Des nouvelles… des pères du désert

Jésus et l'abba Ménas, icône du 6-7è siècle, Egypte.

Vers la fin du troisième siècle, alors que dans l’Empire Romain, le temps des persécutions touche à sa fin, quelques pionniers partirent au désert d’Egypte, le pays honni de la Bible, avec  « le pain et le sel » fuyant Alexandrie, son port, ses prostituées et bientôt les évêques de la nouvelle chrétienté, la religion d’Etat de Constantin. Jésus aurait séjourné avec la sainte famille trois ans en Egypte; Israël avait trouvé sa fondation au désert, il n’en fallait pas plus pour les attirer. Et c’est ainsi que « le désert devint une cité » selon le mot d’un historien de l’époque. Voilà pour la légende.

Plus probablement, ces moines poursuivaient simplement l’idéal des communautés juives parties vivre au désert décrites par Philon d’Alexandrie ou Flavius Josèphe comme celle des Thérapeutes. Cette communauté d’ascètes juifs retirée au désert prés du lac de Maréotis est proche parente des esséniens du désert de Juda à Qoumrân. Ces ascètes juifs vivaient en ermites, isolés six jours sur sept dans une maison individuelle comprenant une « pièce sacrée » appelée encore monastêrion ou « ermitage » étudiant la Loi, les prophètes et les Psaumes. Mais surtout, ces comunuautés composées d’ascètes hommes et femmes se réunissaient pour la liturgie du shabbat selon Philon d’Alexandrie. Une liturgie menée par « le membre le plus ancien (presbytatos) et le plus versé dans la doctrine ». Ils mangeait du pain levé, accompagné de sel et d’hysope. La fête se poursuivait jusqu’à l’aube, avec des chants alternés féminins et masculins, unis à la fin dans un chœur unique puis des danses.

Les communautés chrétiennes de femmes et d’hommes trois siècles plus tard, elles aussi séparées, se réunissent pour célébrer la liturgie du dimanche.
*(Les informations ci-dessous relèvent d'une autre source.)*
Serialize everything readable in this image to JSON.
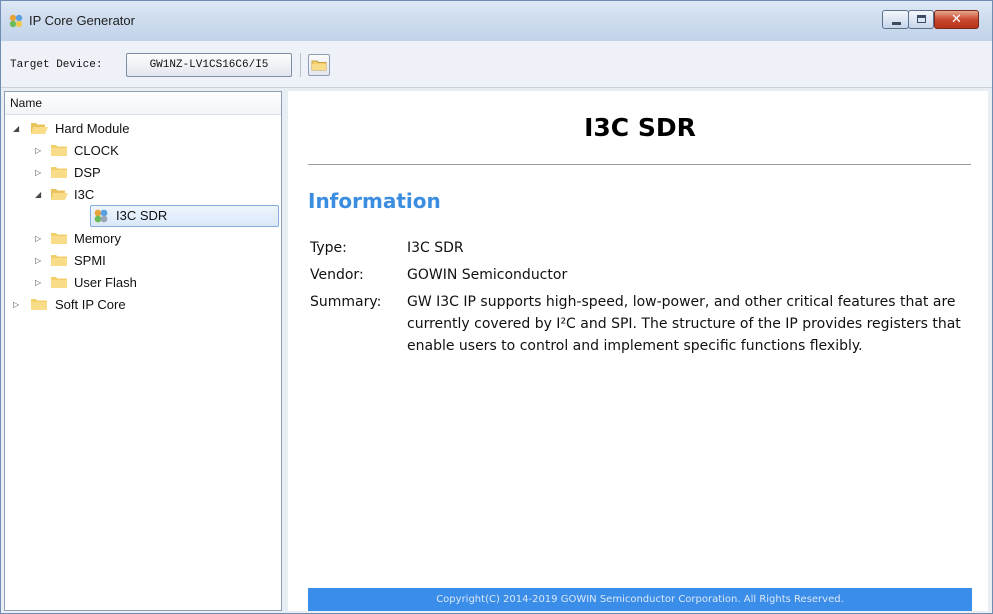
{
  "window": {
    "title": "IP Core Generator",
    "title_icon": "ip-core-generator-icon",
    "controls": {
      "minimize": "minimize",
      "maximize": "maximize",
      "close": "✕"
    }
  },
  "toolbar": {
    "target_label": "Target Device:",
    "device_value": "GW1NZ-LV1CS16C6/I5",
    "folder_icon": "folder-icon"
  },
  "tree": {
    "header": "Name",
    "items": [
      {
        "label": "Hard Module",
        "expanded": true
      },
      {
        "label": "CLOCK",
        "expanded": false
      },
      {
        "label": "DSP",
        "expanded": false
      },
      {
        "label": "I3C",
        "expanded": true
      },
      {
        "label": "I3C SDR",
        "selected": true
      },
      {
        "label": "Memory",
        "expanded": false
      },
      {
        "label": "SPMI",
        "expanded": false
      },
      {
        "label": "User Flash",
        "expanded": false
      },
      {
        "label": "Soft IP Core",
        "expanded": false
      }
    ]
  },
  "content": {
    "title": "I3C SDR",
    "info_heading": "Information",
    "type_key": "Type:",
    "type_value": "I3C SDR",
    "vendor_key": "Vendor:",
    "vendor_value": "GOWIN Semiconductor",
    "summary_key": "Summary:",
    "summary_value": "GW I3C IP supports high-speed, low-power, and other critical features that are currently covered by I²C and SPI. The structure of the IP provides registers that enable users to control and implement specific functions flexibly.",
    "footer": "Copyright(C) 2014-2019 GOWIN Semiconductor Corporation. All Rights Reserved."
  },
  "colors": {
    "accent_heading": "#3b8de0",
    "footer_bar": "#3a8de8",
    "folder": "#f3cf6c"
  }
}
Il faut dire que déjà au moment où Pacôme (292-348) fondait des monastères masculins, sa sœur Marie établissait des communautés féminines. Dans son « Histoire Lausiaque » Pallade a noté qu’un monastère était habité par 400 nonnes (HL, XXXIII, 1). Des chiffres antiques à lire avec prudence ! Le monachisme d’abord érémitique était devenu cénobitique, c’est-à-dire communautaire. cassien servira de trait d’union entre l’Orient et l’Occident. Sa règle inspirera tout le monachisme occidental. On retrouve chez eux le pain et le sel des Thérapeutes. L’ascète qui accueillit Pacôme au désert lui dit : « Considérez, mon fils, dit le vieillard, que du pain et du sel font toute ma nourriture ; l’usage du vin et de l’huile m’est inconnu. »
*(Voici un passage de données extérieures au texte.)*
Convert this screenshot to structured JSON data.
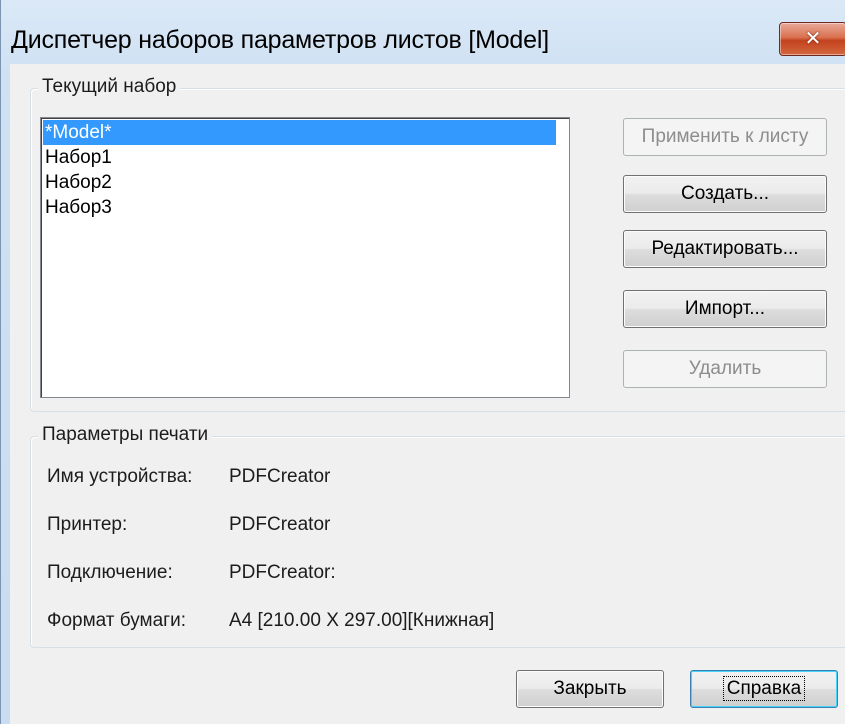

Quand à la pratique liturgique, elle est décrite par l’ascète qui accueillit Pacôme au désert : « Considérez, mon fils, dit le vieillard, que du pain et du sel font toute ma nourriture ; l’usage du vin et de l’huile m’est inconnu. Je passe la moitié de la nuit à chanter des psaumes ou à méditer les Saintes Écritures ; quelques fois il m’arrive de passer la nuit entière sans sommeil. » Bref, une pratique de liturgie juive, la lectio divina monastique succédant au talmud Torah (l’étude de la Torah), tandis que le livre des psaumes était devenu le livre des prières juives de la synagogue et de l’office quotidien, vu comme un résumé de la Bible. 

Ce n’est pas du tout un hasard si la plus importante communauté monastique se trouvait à l’ouest d’ Alexandrie (cliquez sur la carte pour l’agrandir) , car c’est tout simplement là que se trouvait la diaspora juive la plus nombreuse et la plus ouverte au écoles et pratiques de méditation stoïciennes.

Etrange personnage que l’abba (« papa » en araméen) Chenouté mort en 456 , ou Shenouda comme on voudra. Moins connu qu’Antoine ou Pacôme – grands organisateurs de mouvement monastique l’homme part au désert d’Egypte au IV siècle pour réformer la règle pacômienne… trop douce à ses yeux! Chenouté est persuadé que dans ses monastères règne une foire permanente. Il acquiert vite une réputation de sévère réformateur et la légende lui prête même d’avoir tué un moine de ses propres mains.  Ses écrits ne sont qu’invective envers ses moines. Le vigoureux Chénouté est par ailleurs responsable de la destruction d’un grand nombre de temples égyptiens pharaoniques de sa région, trop païens à son gout. La communauté organisée par Chénouté d’Atripé avait sa branche féminine. Grand fondateur du monachisme copte on dit que l’archimandrite eu jusqu’à deux mille moines et mille huit cents moniales sous ses ordres.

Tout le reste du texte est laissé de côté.